Assignment: More Xarray with El Niño-Southern Oscillation (ENSO) Data

Here will will calculate the NINO 3.4 index of El Nino variabillity and use it to analyze datasets.

First read this page from NOAA. It tells you the following:

  • The Niño 3.4 region is defined as the region between +/- 5 deg. lat, 170 W - 120 W lon.

  • Warm or cold phases of the Oceanic Niño Index are defined by a five consecutive 3-month running mean of sea surface temperature (SST) anomalies in the Niño 3.4 region that is above the threshold of +0.5°C (warm), or below the threshold of -0.5°C (cold). This is known as the Oceanic Niño Index (ONI).

(Note that “anomaly” means that the seasonal cycle, also called the “climatology” has been removed.)

Start by importing Numpy, Matplotlib, and Xarray. Set the default figure size to (12, 6).

1. Reproduce the SST curve from the figure below

Use the sst.mnmean.nc file that we worked with in class, located at http://www.esrl.noaa.gov/psd/thredds/dodsC/Datasets/noaa.ersst.v5/sst.mnmean.nc.

You don’t have to match the stylistic details, or use different colors above and below zero, just the “3mth running mean” curve.

enso

Load the data as an Xarray dataset.
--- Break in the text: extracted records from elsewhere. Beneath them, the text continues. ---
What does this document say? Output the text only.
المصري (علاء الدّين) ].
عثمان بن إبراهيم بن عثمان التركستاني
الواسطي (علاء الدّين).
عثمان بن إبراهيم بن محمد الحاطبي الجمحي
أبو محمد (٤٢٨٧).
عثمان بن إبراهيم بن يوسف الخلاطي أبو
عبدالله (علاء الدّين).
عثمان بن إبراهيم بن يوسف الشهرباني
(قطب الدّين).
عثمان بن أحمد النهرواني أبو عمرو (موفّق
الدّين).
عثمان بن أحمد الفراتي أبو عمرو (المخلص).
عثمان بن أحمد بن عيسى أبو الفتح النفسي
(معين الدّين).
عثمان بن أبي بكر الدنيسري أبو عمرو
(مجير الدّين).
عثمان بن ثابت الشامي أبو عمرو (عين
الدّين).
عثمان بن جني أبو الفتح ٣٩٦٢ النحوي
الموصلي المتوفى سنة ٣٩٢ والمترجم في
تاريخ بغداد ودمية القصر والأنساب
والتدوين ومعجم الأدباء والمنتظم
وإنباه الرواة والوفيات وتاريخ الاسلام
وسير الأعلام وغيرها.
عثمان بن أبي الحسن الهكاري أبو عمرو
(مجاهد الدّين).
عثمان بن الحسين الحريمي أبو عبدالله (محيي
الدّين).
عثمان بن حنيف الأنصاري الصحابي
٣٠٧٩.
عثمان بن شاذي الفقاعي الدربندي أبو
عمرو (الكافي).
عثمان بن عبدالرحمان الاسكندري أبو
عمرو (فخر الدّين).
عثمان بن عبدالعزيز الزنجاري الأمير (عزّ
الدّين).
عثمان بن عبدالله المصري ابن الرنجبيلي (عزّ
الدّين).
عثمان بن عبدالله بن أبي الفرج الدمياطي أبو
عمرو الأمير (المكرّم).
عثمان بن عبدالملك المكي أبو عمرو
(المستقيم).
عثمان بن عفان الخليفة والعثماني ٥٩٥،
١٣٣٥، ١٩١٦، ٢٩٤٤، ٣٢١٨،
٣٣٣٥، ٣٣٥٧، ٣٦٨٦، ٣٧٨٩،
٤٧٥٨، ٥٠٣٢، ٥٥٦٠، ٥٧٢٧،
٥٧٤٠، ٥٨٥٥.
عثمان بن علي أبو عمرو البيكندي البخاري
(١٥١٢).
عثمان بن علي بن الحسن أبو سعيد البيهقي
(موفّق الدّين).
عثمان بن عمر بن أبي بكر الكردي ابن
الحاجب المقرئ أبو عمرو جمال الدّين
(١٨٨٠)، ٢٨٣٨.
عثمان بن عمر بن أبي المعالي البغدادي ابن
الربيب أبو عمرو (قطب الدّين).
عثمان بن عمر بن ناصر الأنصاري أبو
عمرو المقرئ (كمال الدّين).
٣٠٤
Drop the time_bnds variable as we did in class and trim the data to 1950 onward for this assignment.

Now calculate the climatology and the SST anomaly.

Now reproduce the plot. Keep the rolling 3-month average of the SST anomaly as a DataArray for the next question.

2. Calculate boolean timeseries representing the positive / negative ENSO phases

Refer to the definitions of warm/cold phases above.

Plot them somehow.

3. Plot composites of SST anomaly for the positive and negative ENSO regimes

These should be pcolormesh maps. First positive ONI.

And negative ONI.

4. Calculate the composite of preciptiation for positive and negative ENSO phases.

First load the precip dataset. Code to fix the broken time coordinate is included.

import pandas as pd
import xarray as xr
url = 'http://iridl.ldeo.columbia.edu/SOURCES/.NASA/.GPCP/.V2p1/.multi-satellite/.prcp/dods'
dsp = xr.open_dataset(url, decode_times=False)
true_time = (pd.date_range(start='1960-01-01', periods=len(dsp['T']), freq='MS'))
dsp['T'] = true_time
dsp = dsp.rename({'T': 'time'})
dsp.load()
<xarray.Dataset>
Dimensions:  (X: 144, Y: 72, time: 362)
Coordinates:
  * X        (X) float32 1.25 3.75 6.25 8.75 ... 351.25 353.75 356.25 358.75
  * time     (time) datetime64[ns] 1960-01-01 1960-02-01 ... 1990-02-01
  * Y        (Y) float32 88.75 86.25 83.75 81.25 ... -81.25 -83.75 -86.25 -88.75
Data variables:
    prcp     (time, Y, X) float32 nan nan nan ... 0.023939257 0.024468819
Attributes:
    Conventions:  IRIDL

Now plot the difference between the time-mean of prcp during positive and negative ENSO phases.